Cash-Based Interventions (CBI)

• Following the successful piloting and subsequent positive assessment results of the Cash Based-Interventions (CBI) in camps around Jijiga, UNHCR is working to scale up the use of cash to the other locations. Cash will be used in lieu of a range of in-kind aid supplies including non-food aid items. A multipurpose cash assistance continues to be implemented to refugees in Addis Ababa. Cash will also be used to respond to the ongoing IDP situation as well as reintegration support for Ethiopian refugees who voluntarily return to their country. Camp Coordination and Camp Management

• UNHCR and ARRA work in close coordination with partners to ensure efficient and coordinated delivery of protection and assistance to refugees. Camp coordination meetings and technical working groups have been taking place both at the zonal and camp levels.

Access to Energy

• While UNHCR strives to improve refugees’ access to energy for cooking, lighting and other uses, the gaps remain huge. Less than 8% of the refugee households have access to alternative cooking energy, while access to alternative household lighting is slightly better at 25%. Twenty-six percent of the households have access to street lighting and 24% of the health facilities within the refugee camps have been powered by solar and grid electricity. The plan for 2020 is, resource permitting, to make a significant improvement in ensuring access to alternative energy for different uses, including the electrification of health facilities and solarization of schools and water infrastructure. Close to a million seedlings will be raised and transplanted during the year to mitigate environmental degradation.
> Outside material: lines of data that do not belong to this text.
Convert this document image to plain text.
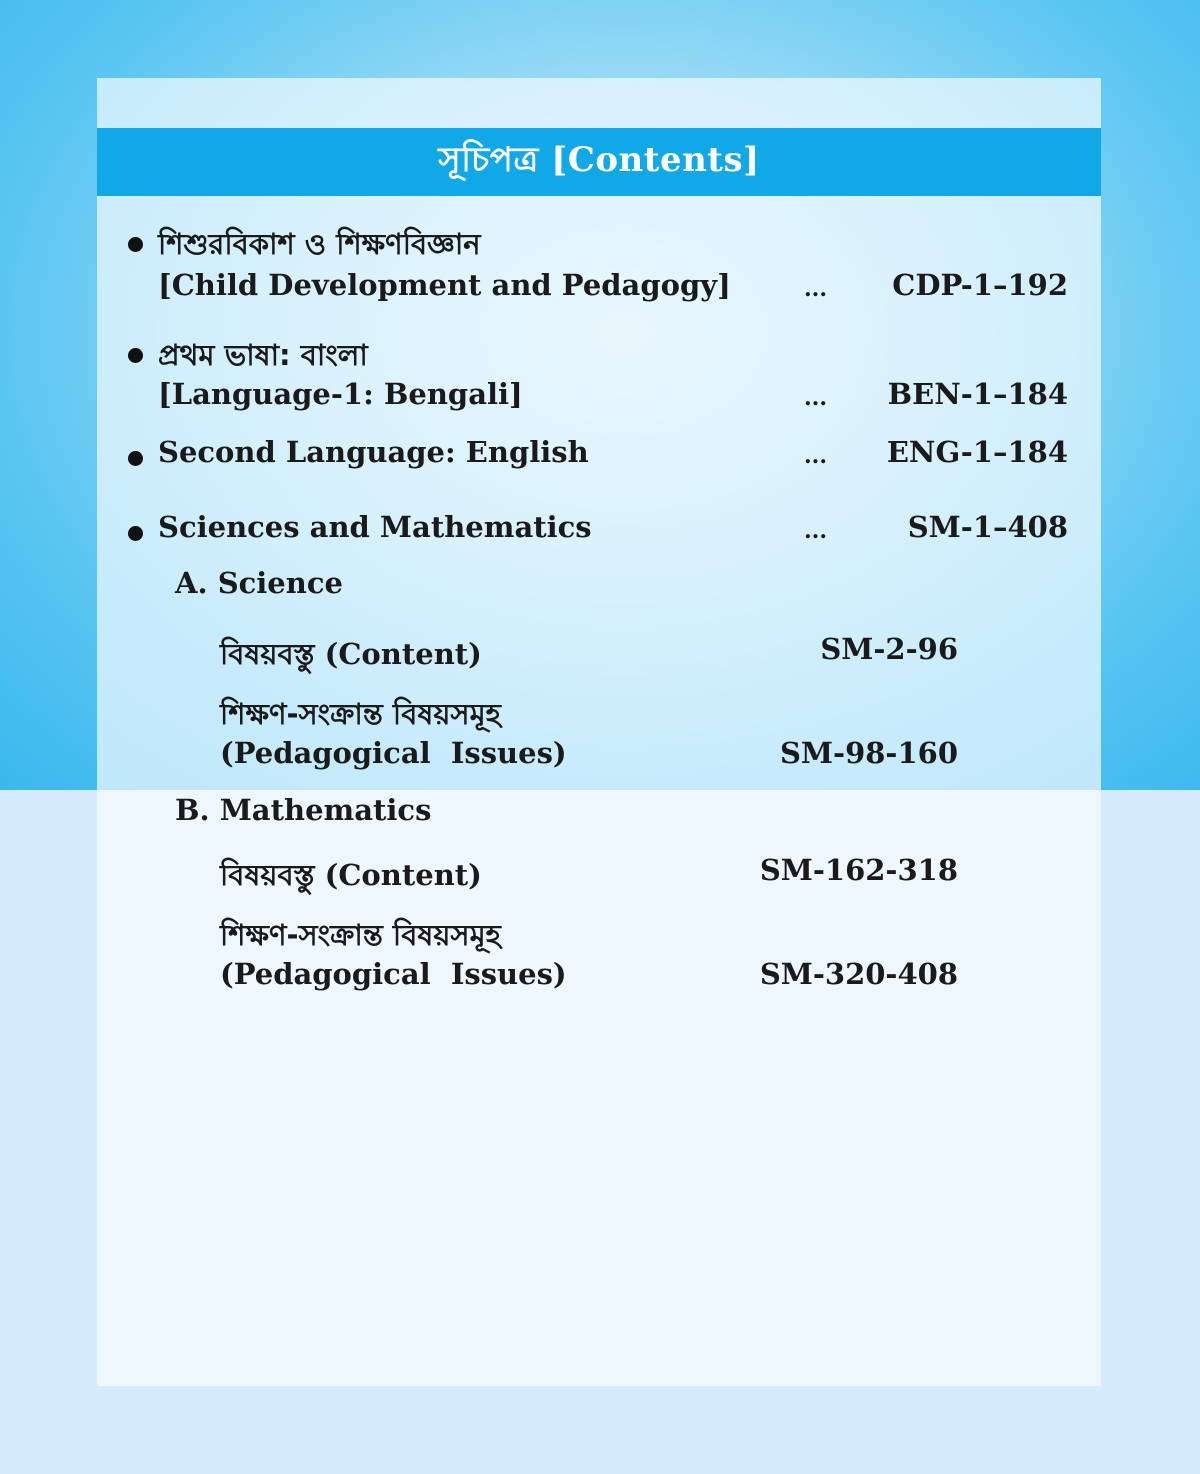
সূচিপত্র [Contents]
শিশুরবিকাশ ও শিক্ষণবিজ্ঞান
[Child Development and Pedagogy]	... CDP-1–192
প্রথম ভাষা: বাংলা
[Language-1: Bengali]	... BEN-1–184
Second Language: English	... ENG-1–184
Sciences and Mathematics	...	SM-1–408
A. Science
বিষয়বস্তু (Content)	SM-2-96
শিক্ষণ-সংক্রান্ত বিষয়সমূহ
(Pedagogical  Issues)	SM-98-160
B. Mathematics
বিষয়বস্তু (Content)	SM-162-318
শিক্ষণ-সংক্রান্ত বিষয়সমূহ
(Pedagogical  Issues)	SM-320-408
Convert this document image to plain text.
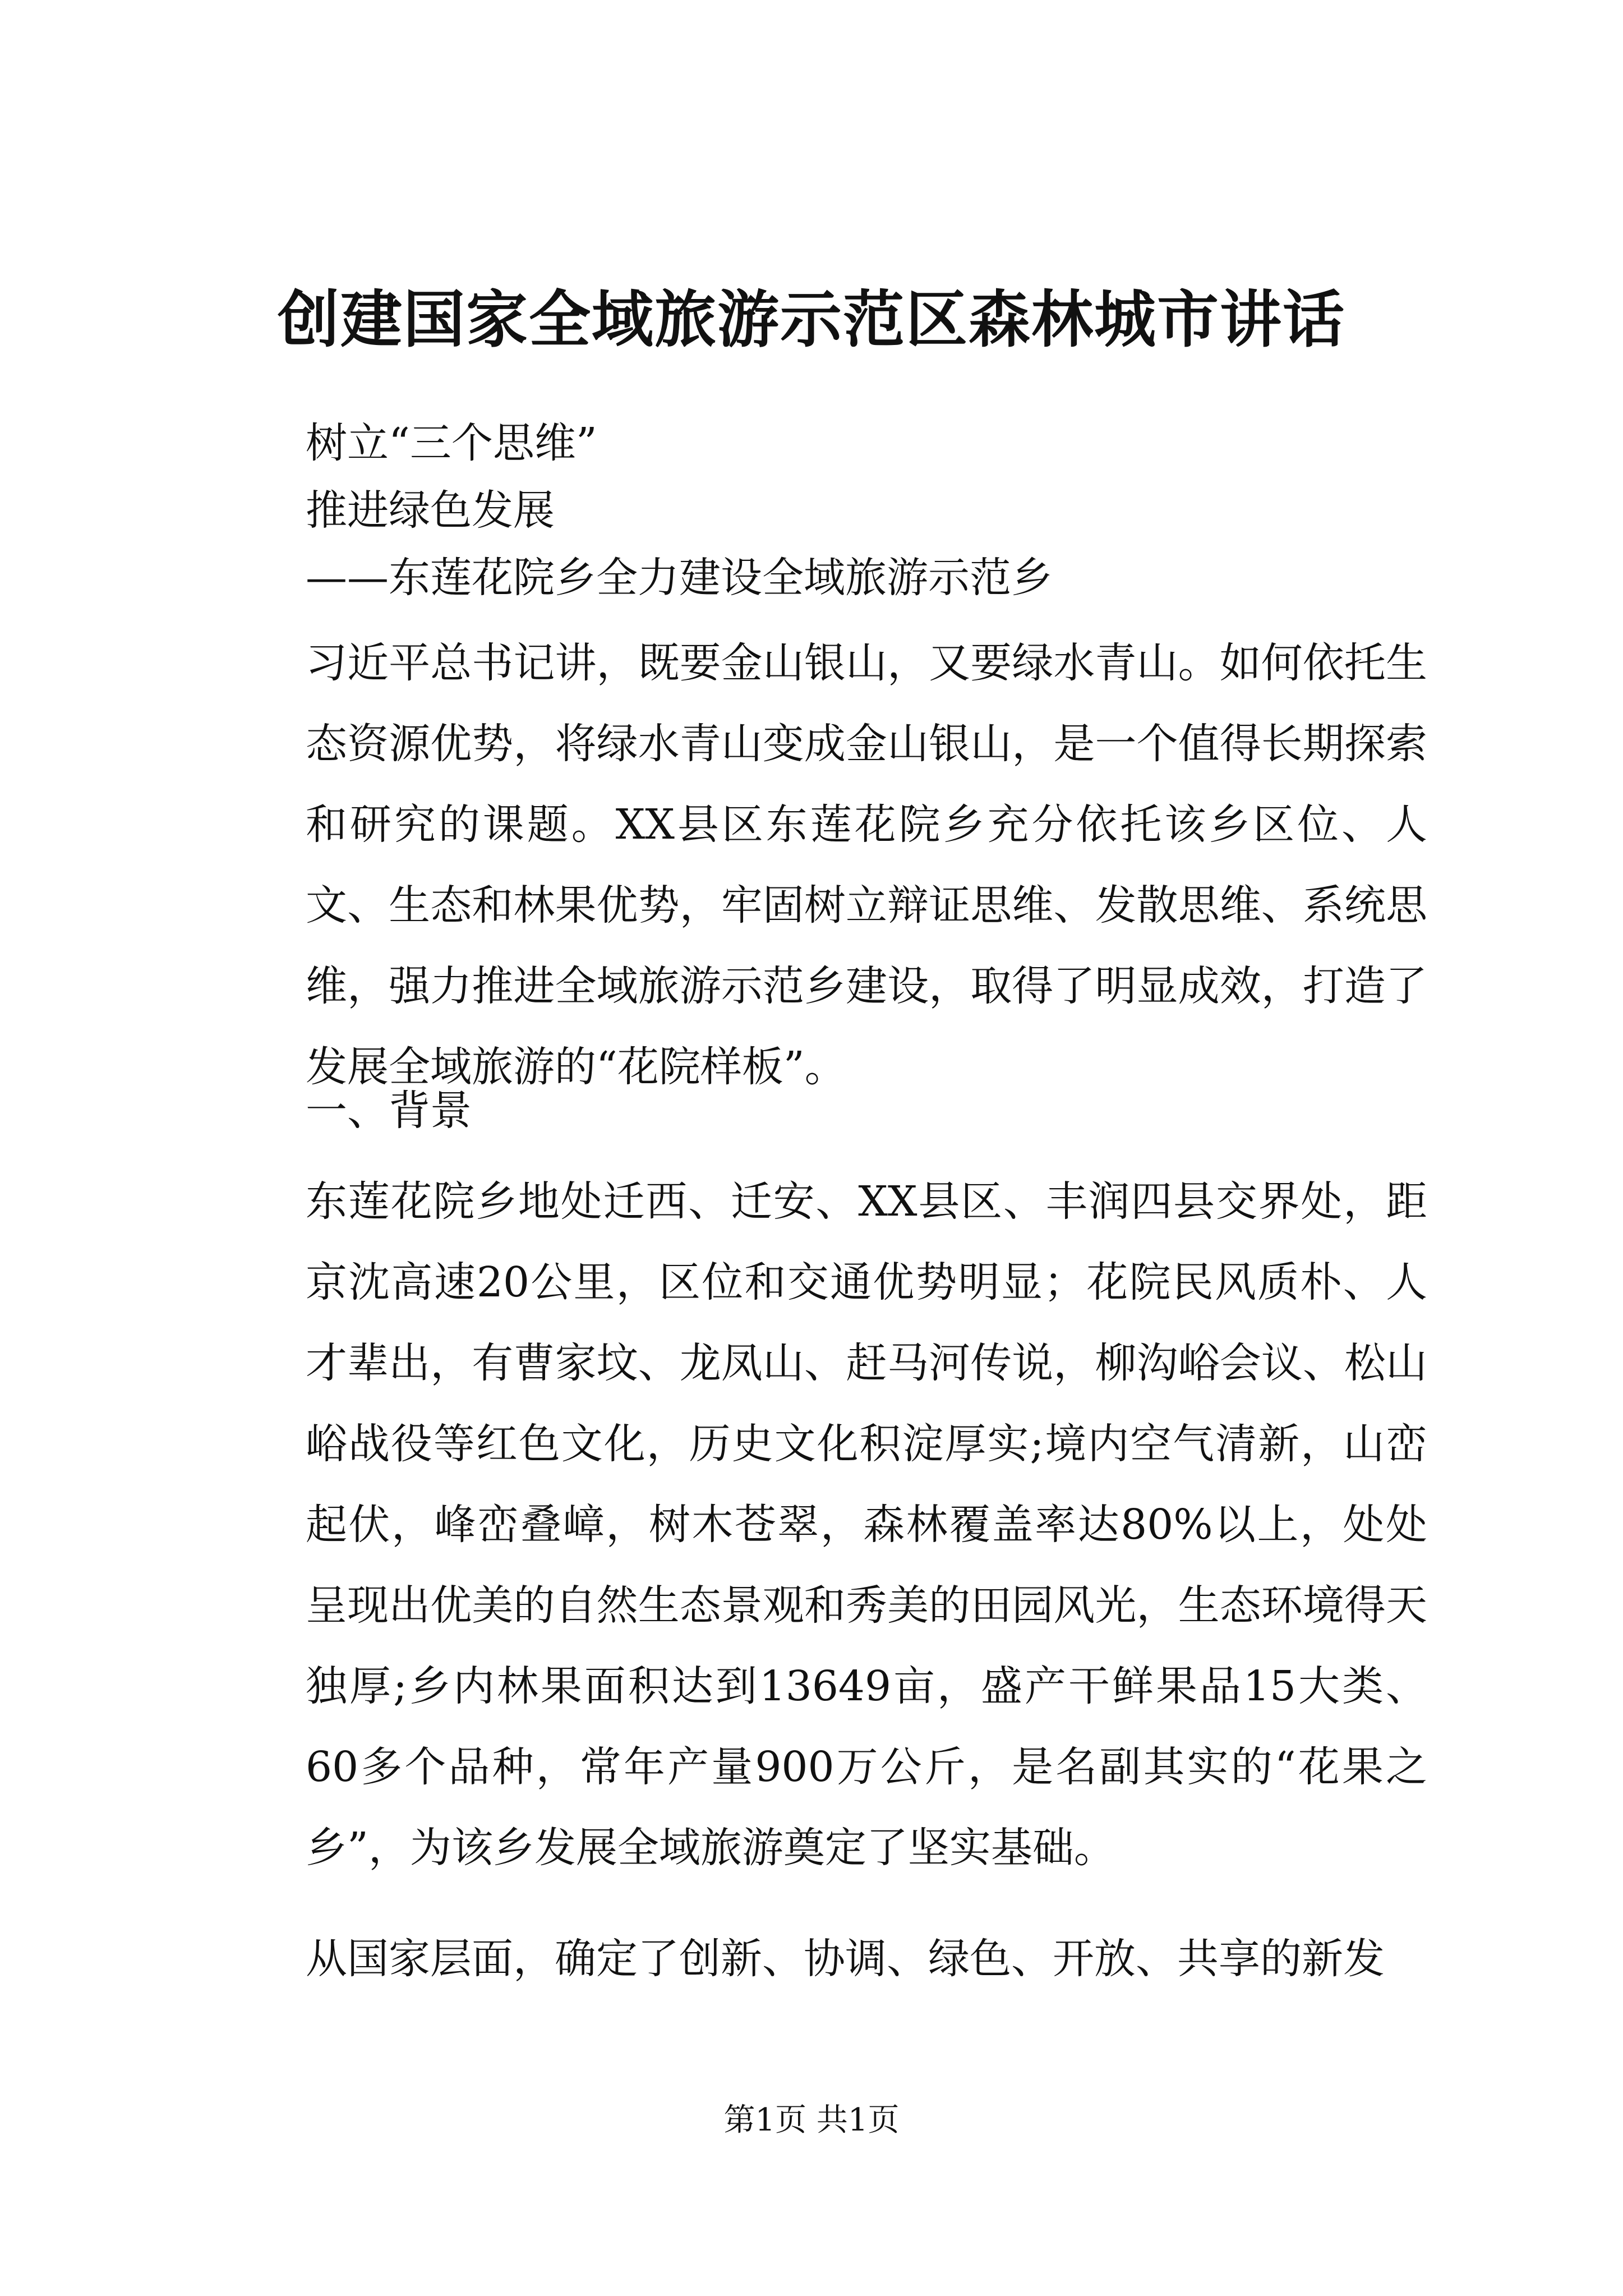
创建国家全域旅游示范区森林城市讲话
树立“三个思维”
推进绿色发展
——东莲花院乡全力建设全域旅游示范乡

习近平总书记讲，既要金山银山，又要绿水青山。如何依托生态资源优势，将绿水青山变成金山银山，是一个值得长期探索和研究的课题。XX县区东莲花院乡充分依托该乡区位、人文、生态和林果优势，牢固树立辩证思维、发散思维、系统思维，强力推进全域旅游示范乡建设，取得了明显成效，打造了发展全域旅游的“花院样板”。

一、背景

东莲花院乡地处迁西、迁安、XX县区、丰润四县交界处，距京沈高速20公里，区位和交通优势明显；花院民风质朴、人才辈出，有曹家坟、龙凤山、赶马河传说，柳沟峪会议、松山峪战役等红色文化，历史文化积淀厚实;境内空气清新，山峦起伏，峰峦叠嶂，树木苍翠，森林覆盖率达80%以上，处处呈现出优美的自然生态景观和秀美的田园风光，生态环境得天独厚;乡内林果面积达到13649亩，盛产干鲜果品15大类、60多个品种，常年产量900万公斤，是名副其实的“花果之乡”，为该乡发展全域旅游奠定了坚实基础。

从国家层面，确定了创新、协调、绿色、开放、共享的新发

第1页 共1页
Livelihoods and Self-Reliance

• In 2020, UNHCR will continue to work with the Government to promote economic opportunities for refugees and support their eventual inclusion within the host communities. This will include supporting the implementation of Ethiopia’s pledges at the Global Refugee Forum in December 2019 related to creating economic opportunities and skills development for refugees and Ethiopians. UNHCR supports the Agency for Refugees and Returnees Affairs, ARRA, to roll out the procedural directives on work permits, residence permits and business licenses under joint programmes that will be designed to benefit both refugees and their hosts. UNHCR continues with the coordination of strategic partners as they implement activities in refugee hosting areas, as well as support opportunities for private sector participation and for financial inclusion.

Durable Solutions

• Providing resettlement opportunities for refugees remains a top priority as conditions for voluntary repatriation are unfavourable for most refugees in Ethiopia and local integration programmes are yet to be put in place. In 2020, 1800 individuals will be referred to the UNHCR Regional Bureau in Nairobi for onward submission to resettlement countries. As of 29 February 2020, 360 individuals have been submitted to different resettlement countries while seven others have been processed for family reunification. In February, 176 individuals have departed to different resettlement countries in addition to the 77 who have gone to Italy as part of the second phase of the Italian Humanitarian Corridor.